NATO MEETINGS, BALTIC FORUM HIGHLIGHT BALTIC COMMITMENT TO ALLIANCE.

Publication: Monitor Volume: 6 Issue: 105

The North Atlantic Council and the Euro-Atlantic Partnership Council held back-to-back meetings at the foreign affairs minister level on May 24-25 in Florence, Italy. The Baltic states’ quest for NATO membership figured prominently on the agenda of both events. The meetings reviewed the first annual reports on the implementation of the Membership Action Plans (MAPs) by Baltic and other aspiring countries. The evaluation was on the whole positive, focusing on the three Baltic states’ efforts to become not only “consumers” but also providers of security in the framework of NATO. As evidence of such progress, the conferees cited the successful participation of Estonian, Latvian and Lithuanian units in peacekeeping operations in the Balkans under NATO command.

NATO ministers, furthermore, signaled approval of the commitment made at the May 19 conference in Vilnius by the three Baltic states and six Central and Southeast European countries to earn invitations to accession negotiations by 2002, the date of NATO’s next summit. Foreign Affairs Minister Algirdas Saudargas of Lithuania, as host of the May 19 conference, presented its decisions to the NATO ministers. U.S. Secretary of State Madeleine Albright, German Foreign Affairs Minister Joschka Fischer, British Foreign Secretary Robin Cook, and Hungary’s Foreign Affairs Minister Janos Martonyi–the latter on behalf of the newly admitted trio of Poland, the Czech Republic and Hungary–spoke up in support of the Vilnius decisions.

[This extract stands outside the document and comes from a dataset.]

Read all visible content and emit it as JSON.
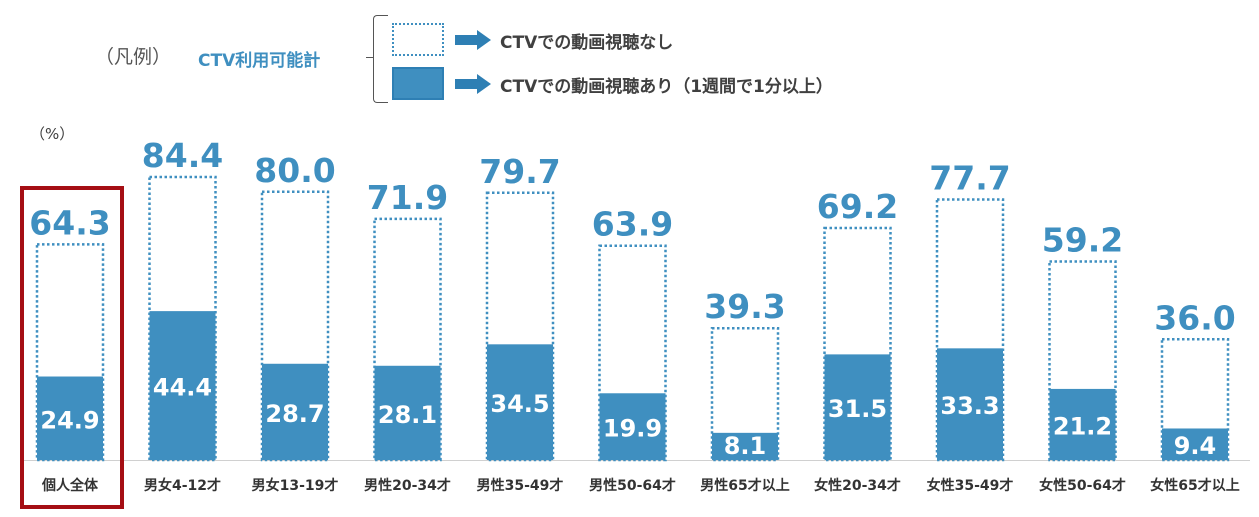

In what may be taken as a pointed reminder, the NATO ministers underscored the sine qua non of adequate defense spending by aspirant countries. Due to revenue shortfalls this year, Lithuania and Latvia have fallen behind schedule in their effort to raise defense spending to the NATO benchmark of 2 percent of the annual gross domestic product over the next two to three years. In Lithuania, moreover, the conservative government faces attacks on the defense budget from resurgent left-of-center parties which seem poised to win the parliamentary elections this coming autumn. Only Estonia, the Baltic leader on economic reforms, is at this point firmly on course to reach the 2 percent level by 2002.

Joint efforts by the Baltic states in upgrading their defense posture and achieving inter-Baltic military interoperability form a major part of their national MAPs. Those efforts receive substantial assistance from NATO countries in terms of planning, financing and technical assistance. The meetings in Florence confirmed the Baltic commitment to such teamwork, as did the May 26 joint session in Tartu of the Baltic Council of Ministers and the Baltic Assembly (intergovernmental and interparliamentary body, respectively, of the three Baltic states). The participants resolved to intensify efforts at joint procurement of military equipment, a relatively novel concept. They signed, moreover, a set of agreements on the exchange and protection of classified information–a prerequisite to the joint procurement. And they agreed to concentrate their resources on four existing trilateral programs–the joint peacekeeping battalion Baltbat, the common airspace control system Baltnet, the joint naval squadron Baltron and the common defense college Baltdefcol in Tartu–deferring further trilateral programs until those underway approach fruition.

Estonia’s Prime Minister Mart Laar, a trained historian, told the joint session in Tartu that the three Baltic states need to draw lessons from their failure to cooperate during the first independence period. Their cooperation during the 1920s and 1930s was only declarative, with the result that Moscow was able to intimidate and subjugate them individually, Laar pointed out. The occupying power always tried to nip Baltic cooperation in the bud and evidenced “panicky fear” when the cooperation became a reality ten years ago. From the historian’s perspective, Laar observed, Baltic cooperation is more developed and purposeful now than at any time in the past. Estonia, Latvia and Lithuania have learned the value of demonstrating that “pressure on one Baltic state will bring a response from all three…. The recent [Russian] propaganda attacks on Latvia produced Estonian and Lithuanian reactions which demonstrated our unity” (NATO communiques, May 25; BNS, LETA, Tallinn Radio, May 24-27).